Northern Lights Should be Visible as Far South as Maryland
Tonight, Friday September 12, 2014 the aurora borealis, or northern lights, might be visible as far south as Maryland in the East, and Nebraska to the west, according to Space.com.
Massive solar flares that occurred earlier this week on the sun just now reaching Earth. The charged particles, known as ions, upon entering the earth atmosphere will excite the cloud of gases surrounding the earth, making them glow. Usually, the aurora borealis, are only visible much closer to the magnetic north pole or close to the southern pole, where they are known as the aurora australis.
While the light will be technically visible far south on the eastern seaboard, in order to have a chance to see the lights you will have to move out of the cities with a clear view northwards.
Auroras seen near the magnetic pole may be high overhead, but from farther away, they illuminate the northern horizon as a greenish glow or sometimes a faint red, as if the Sun were rising from an unusual direction.
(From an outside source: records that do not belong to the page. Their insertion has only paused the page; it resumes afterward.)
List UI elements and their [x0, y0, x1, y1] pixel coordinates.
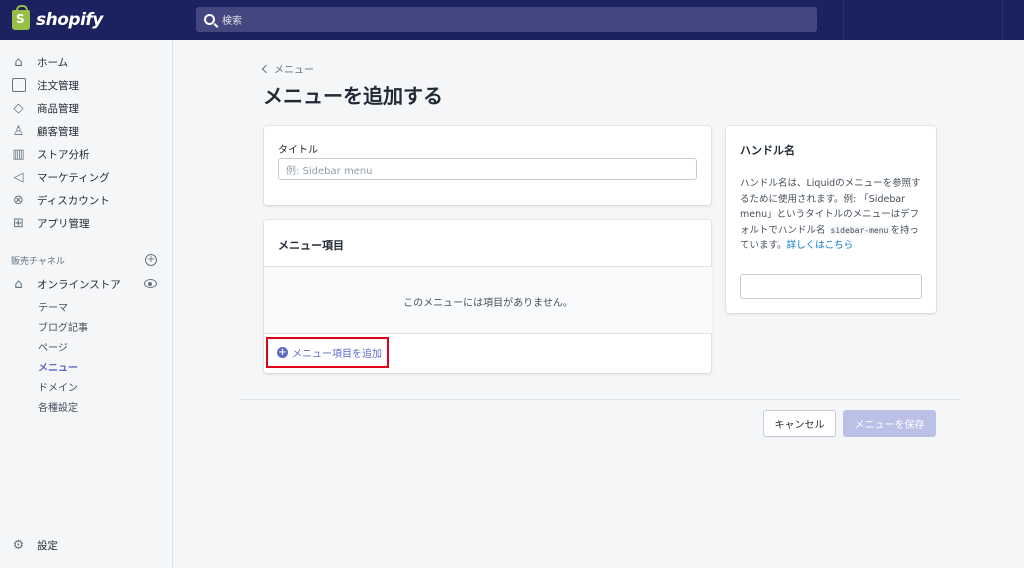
- handle-heading: ハンドル名: [740, 144, 795, 157]
- add-menu-item-button[interactable]: + メニュー項目を追加: [266, 337, 389, 368]
- apps-icon: ⊞: [13, 215, 24, 231]
- sidebar-subitem-themes[interactable]: テーマ: [38, 299, 68, 314]
- top-bar-edge: [1002, 0, 1024, 40]
- sidebar: ⌂ ホーム 注文管理 ◇ 商品管理 ♙ 顧客管理 ▥ ストア分析 ◁ マーケティ…: [0, 40, 173, 568]
- cancel-button[interactable]: キャンセル: [763, 410, 836, 437]
- menu-items-empty-state: このメニューには項目がありません。: [264, 266, 712, 334]
- menu-items-card: メニュー項目 このメニューには項目がありません。 + メニュー項目を追加: [264, 220, 712, 373]
- eye-icon[interactable]: [144, 279, 157, 288]
- store-icon: ⌂: [14, 276, 23, 292]
- sidebar-item-label: アプリ管理: [37, 217, 90, 230]
- title-label: タイトル: [278, 145, 318, 156]
- sidebar-item-discounts[interactable]: ⊗ ディスカウント: [0, 189, 172, 211]
- sidebar-item-analytics[interactable]: ▥ ストア分析: [0, 143, 172, 165]
- shopify-logo[interactable]: shopify: [0, 0, 173, 40]
- sidebar-item-products[interactable]: ◇ 商品管理: [0, 97, 172, 119]
- learn-more-link[interactable]: 詳しくはこちら: [787, 240, 854, 251]
- sidebar-item-label: ディスカウント: [37, 194, 110, 207]
- sidebar-subitem-blog-posts[interactable]: ブログ記事: [38, 319, 88, 334]
- title-card: タイトル 例: Sidebar menu: [264, 126, 711, 205]
- sidebar-item-label: ホーム: [37, 56, 69, 69]
- sidebar-subitem-preferences[interactable]: 各種設定: [38, 399, 78, 414]
- search-input[interactable]: 検索: [196, 7, 817, 32]
- chevron-left-icon: [261, 64, 271, 73]
- search-placeholder: 検索: [222, 16, 242, 27]
- save-menu-button[interactable]: メニューを保存: [843, 410, 936, 437]
- inbox-icon: [11, 77, 26, 93]
- title-input[interactable]: 例: Sidebar menu: [278, 158, 697, 180]
- top-bar-account-area[interactable]: [843, 0, 1024, 40]
- handle-card: ハンドル名 ハンドル名は、Liquidのメニューを参照するために使用されます。例…: [726, 126, 936, 313]
- add-menu-item-label: メニュー項目を追加: [292, 349, 382, 360]
- home-icon: ⌂: [14, 54, 23, 70]
- sidebar-item-label: 顧客管理: [37, 125, 79, 138]
- handle-input[interactable]: [740, 274, 922, 299]
- sidebar-item-label: マーケティング: [37, 171, 110, 184]
- handle-description: ハンドル名は、Liquidのメニューを参照するために使用されます。例: 「Sid…: [740, 176, 925, 254]
- handle-code: sidebar-menu: [828, 225, 891, 235]
- chart-icon: ▥: [12, 146, 25, 162]
- top-bar: shopify 検索: [0, 0, 1024, 40]
- sidebar-item-marketing[interactable]: ◁ マーケティング: [0, 166, 172, 188]
- search-icon: [204, 14, 215, 25]
- tag-icon: ◇: [13, 100, 24, 116]
- gear-icon: ⚙: [12, 537, 25, 553]
- sidebar-item-apps[interactable]: ⊞ アプリ管理: [0, 212, 172, 234]
- sidebar-item-orders[interactable]: 注文管理: [0, 74, 172, 96]
- sidebar-subitem-domains[interactable]: ドメイン: [38, 379, 78, 394]
- breadcrumb[interactable]: メニュー: [261, 61, 314, 76]
- discount-icon: ⊗: [13, 192, 24, 208]
- sidebar-item-label: 商品管理: [37, 102, 79, 115]
- shopify-bag-icon: [12, 5, 30, 30]
- person-icon: ♙: [12, 123, 25, 139]
- sidebar-subitem-pages[interactable]: ページ: [38, 339, 68, 354]
- plus-circle-icon: +: [277, 347, 288, 358]
- breadcrumb-label: メニュー: [274, 65, 314, 76]
- empty-state-text: このメニューには項目がありません。: [403, 298, 573, 309]
- sidebar-item-label: 注文管理: [37, 79, 79, 92]
- megaphone-icon: ◁: [13, 169, 24, 185]
- sidebar-item-home[interactable]: ⌂ ホーム: [0, 51, 172, 73]
- logo-text: shopify: [36, 10, 103, 30]
- add-channel-icon[interactable]: +: [145, 254, 157, 266]
- footer-divider: [240, 399, 960, 400]
- menu-items-heading: メニュー項目: [278, 239, 344, 252]
- sidebar-item-label: オンラインストア: [37, 278, 121, 291]
- title-input-placeholder: 例: Sidebar menu: [286, 165, 373, 177]
- sidebar-item-settings[interactable]: ⚙ 設定: [0, 534, 172, 556]
- sidebar-item-label: ストア分析: [37, 148, 90, 161]
- sidebar-item-customers[interactable]: ♙ 顧客管理: [0, 120, 172, 142]
- sidebar-subitem-menus[interactable]: メニュー: [38, 359, 78, 374]
- page-title: メニューを追加する: [263, 84, 443, 108]
- channels-header: 販売チャネル: [11, 257, 65, 267]
- sidebar-item-label: 設定: [37, 539, 58, 552]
Discrete auroras often display magnetic field lines or curtain-like structures, and can change within seconds or glow unchanging for hours, most often in fluorescent green. The aurora borealis most often occurs near the equinoxes.
- Red: At the highest altitudes, excited atomic oxygen emits at 630.0 nm (red); low concentration of atoms and lower sensitivity of eyes at this wavelength make this color visible only under some circumstances with more intense solar activity. The low amount of oxygen atoms and their very gradually diminishing concentration is responsible for the faint, gradual appearance of the top parts of the “curtains”.
- Green: At lower altitudes the more frequent collisions suppress this mode and the 557.7 nm emission (green) dominates; fairly high concentration of atomic oxygen and higher eye sensitivity in green make green auroras the most common. The excited molecular nitrogen (atomic nitrogen being rare due to high stability of the N2 molecule) plays its role here as well, as it can transfer energy by collision to an oxygen atom, which then radiates it away at the green wavelength. (Red and green can also mix together to pink or yellow hues.) The rapid decrease of concentration of atomic oxygen below about 100 km is responsible for the abrupt-looking end of the bottom parts of the curtains.
- Yellow and pink are a mix of red and green or blue.
- Blue: At yet lower altitudes atomic oxygen is not common anymore, and ionized molecular nitrogen takes over in visible light emission; it radiates at a large number of wavelengths in both red and blue parts of the spectrum, with 428 nm (blue) being dominant. Blue and purple emissions, typically at the bottoms of the “curtains”, show up at the highest levels of solar activity.